SPDH
SPDH ├─conf #configuration file ├─datasets #All data │ ├─train_sequence #The sequence files used for the training set │ └─test_sequence #The sequence files used for the test set ├─feature #AAindex feature ├─model #model data file ├─outwhd #output file └─src #code folder
[Publication Title] Predicting hot spot residues at protein-DNA binding interfaces based on sequence information
[Environment] This software needs to run on Linux A python2.7 environment is required
[Data] Data comes from PrPDH. (http://bioinfo.ahu.edu.cn:8080/PrPDH/downloads/PrPDH_v1_benchmark.zip)
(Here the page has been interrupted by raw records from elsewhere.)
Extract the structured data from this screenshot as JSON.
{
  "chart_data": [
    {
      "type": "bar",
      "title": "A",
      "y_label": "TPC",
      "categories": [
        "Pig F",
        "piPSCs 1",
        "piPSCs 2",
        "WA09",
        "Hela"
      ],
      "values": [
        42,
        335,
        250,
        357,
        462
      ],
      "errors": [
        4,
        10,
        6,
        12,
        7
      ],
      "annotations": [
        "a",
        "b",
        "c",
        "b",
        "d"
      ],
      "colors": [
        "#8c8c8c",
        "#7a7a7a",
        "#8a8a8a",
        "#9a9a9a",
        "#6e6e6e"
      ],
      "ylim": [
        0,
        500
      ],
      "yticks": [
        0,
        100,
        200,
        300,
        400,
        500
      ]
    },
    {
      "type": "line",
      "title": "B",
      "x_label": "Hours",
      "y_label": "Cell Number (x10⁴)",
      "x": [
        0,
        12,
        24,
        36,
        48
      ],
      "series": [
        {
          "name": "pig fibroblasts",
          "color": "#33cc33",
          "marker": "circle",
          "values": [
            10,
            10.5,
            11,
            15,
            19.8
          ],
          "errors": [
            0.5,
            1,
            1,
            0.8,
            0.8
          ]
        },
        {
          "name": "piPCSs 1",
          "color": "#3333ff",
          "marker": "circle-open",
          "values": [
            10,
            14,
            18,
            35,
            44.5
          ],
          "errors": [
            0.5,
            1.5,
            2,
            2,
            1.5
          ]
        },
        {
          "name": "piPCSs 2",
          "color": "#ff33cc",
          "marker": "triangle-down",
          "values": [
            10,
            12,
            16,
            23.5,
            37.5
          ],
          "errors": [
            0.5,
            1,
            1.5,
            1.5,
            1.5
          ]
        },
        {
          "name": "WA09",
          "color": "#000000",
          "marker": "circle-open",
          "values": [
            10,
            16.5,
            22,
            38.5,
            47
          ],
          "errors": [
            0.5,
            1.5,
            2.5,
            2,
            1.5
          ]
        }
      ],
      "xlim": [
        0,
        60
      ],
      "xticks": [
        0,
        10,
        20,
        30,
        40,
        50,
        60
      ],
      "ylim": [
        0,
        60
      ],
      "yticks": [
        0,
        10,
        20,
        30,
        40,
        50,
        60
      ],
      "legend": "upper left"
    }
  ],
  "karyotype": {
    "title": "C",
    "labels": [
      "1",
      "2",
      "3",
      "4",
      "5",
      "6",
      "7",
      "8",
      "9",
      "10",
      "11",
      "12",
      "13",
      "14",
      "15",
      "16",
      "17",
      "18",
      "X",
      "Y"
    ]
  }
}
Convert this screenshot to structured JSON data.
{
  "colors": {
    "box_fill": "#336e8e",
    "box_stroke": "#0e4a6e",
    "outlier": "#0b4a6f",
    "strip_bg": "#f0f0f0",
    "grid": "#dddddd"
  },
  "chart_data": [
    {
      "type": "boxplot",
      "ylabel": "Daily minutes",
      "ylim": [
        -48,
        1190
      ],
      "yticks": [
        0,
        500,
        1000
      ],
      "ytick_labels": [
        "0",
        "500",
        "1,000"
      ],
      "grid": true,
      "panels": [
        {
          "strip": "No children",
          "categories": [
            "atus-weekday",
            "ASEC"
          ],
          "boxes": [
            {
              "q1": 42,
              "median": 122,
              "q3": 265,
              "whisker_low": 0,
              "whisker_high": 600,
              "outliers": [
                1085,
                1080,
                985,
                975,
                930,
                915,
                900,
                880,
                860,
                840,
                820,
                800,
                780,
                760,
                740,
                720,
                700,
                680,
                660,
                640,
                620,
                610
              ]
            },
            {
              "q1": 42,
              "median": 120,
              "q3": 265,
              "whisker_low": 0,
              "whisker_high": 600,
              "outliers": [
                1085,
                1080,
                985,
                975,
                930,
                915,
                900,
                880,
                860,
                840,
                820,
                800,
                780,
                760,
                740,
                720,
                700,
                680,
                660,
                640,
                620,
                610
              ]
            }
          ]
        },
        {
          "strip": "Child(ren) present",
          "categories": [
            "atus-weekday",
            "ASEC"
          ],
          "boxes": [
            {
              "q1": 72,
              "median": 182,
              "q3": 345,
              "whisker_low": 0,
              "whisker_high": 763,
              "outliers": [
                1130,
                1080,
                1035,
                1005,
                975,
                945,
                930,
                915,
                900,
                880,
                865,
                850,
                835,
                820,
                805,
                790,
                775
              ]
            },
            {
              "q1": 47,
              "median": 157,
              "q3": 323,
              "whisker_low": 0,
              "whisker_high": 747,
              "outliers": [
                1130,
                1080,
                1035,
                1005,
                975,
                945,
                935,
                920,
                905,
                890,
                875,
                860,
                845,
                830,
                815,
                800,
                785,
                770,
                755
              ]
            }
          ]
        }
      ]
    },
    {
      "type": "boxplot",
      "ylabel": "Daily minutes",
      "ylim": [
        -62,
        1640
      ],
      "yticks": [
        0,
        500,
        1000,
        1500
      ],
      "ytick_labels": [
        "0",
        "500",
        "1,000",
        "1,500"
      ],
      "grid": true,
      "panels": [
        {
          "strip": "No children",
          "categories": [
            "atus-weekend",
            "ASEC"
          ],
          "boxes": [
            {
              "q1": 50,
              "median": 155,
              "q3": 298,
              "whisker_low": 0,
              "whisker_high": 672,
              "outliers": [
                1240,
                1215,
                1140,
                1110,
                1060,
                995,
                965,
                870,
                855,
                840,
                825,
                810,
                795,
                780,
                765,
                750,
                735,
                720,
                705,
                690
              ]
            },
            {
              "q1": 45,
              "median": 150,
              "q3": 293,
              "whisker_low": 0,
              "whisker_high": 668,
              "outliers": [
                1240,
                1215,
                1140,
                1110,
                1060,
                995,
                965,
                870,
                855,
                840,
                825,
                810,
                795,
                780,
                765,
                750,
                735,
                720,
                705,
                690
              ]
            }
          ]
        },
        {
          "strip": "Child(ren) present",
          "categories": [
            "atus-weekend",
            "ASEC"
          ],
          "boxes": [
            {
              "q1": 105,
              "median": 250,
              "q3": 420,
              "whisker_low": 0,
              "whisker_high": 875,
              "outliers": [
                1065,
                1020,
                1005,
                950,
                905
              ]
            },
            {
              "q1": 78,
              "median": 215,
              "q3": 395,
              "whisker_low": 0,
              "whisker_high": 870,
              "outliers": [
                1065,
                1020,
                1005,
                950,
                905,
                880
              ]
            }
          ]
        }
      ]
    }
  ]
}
train_pos_label.csv is the preprocessed training set data and labels
test_pos_label.csv is the preprocessed test set data and labels
train_feature.csv is the feature of the training set data
test_feature.csv is the feature of the test set data
train_sequence/ is the sequence file used in the training set
test_sequence/ is the sequence file used in the test set
[REQUIREMENTS] Need to download and install the following software
SPIDER2 https://servers.sparks-lab.org/downloads/SPIDER2_local.tgz
Blast-2.2.18 https://ftp.ncbi.nlm.nih.gov/blast/executables/legacy.NOTSUPPORTED/2.2.18/blast-2.2.18-x64-linux.tar.gz
ncbi-blast-2.7.1+ ftp://ftp.ncbi.nlm.nih.gov/blast/executables/blast+/2.7.1/ncbi-blast-2.7.1+-x64-linux.tar.gz
Netsurfp-1.0 http://www.cbs.dtu.dk/cgi-bin/nph-sw_request?netsurfp And download the library files it needs http://www.cbs.dtu.dk/services/NetSurfP-1.0/data.tar.gz And the blast library files it uses http://www.cbs.dtu.dk/services/NetSurfP-1.0/nr70_db.tar.gz
DISOPRED 3.1 http://bioinfadmin.cs.ucl.ac.uk/downloads/DISOPRED/DISOPRED3.16.tar.gz
Characteristics of the tool: Spider2_path run_local_blast HSE_run1 Netsurfp_path DISOPRED_path
conf/ is a configuration file you need change your path, like spider2... feature/ is part of feature, don't move.
model/ is model data file. And Don't move it.
src/ is the code folder, you can change it if you want.
[example] run----->
python main.py -i 1AAY_A.seq -s3 1aay.i1 -o outScore
The '-i' is that input you seq. The '-s3' is spider3 output for the input to your sequence file. The '-o' is the output file.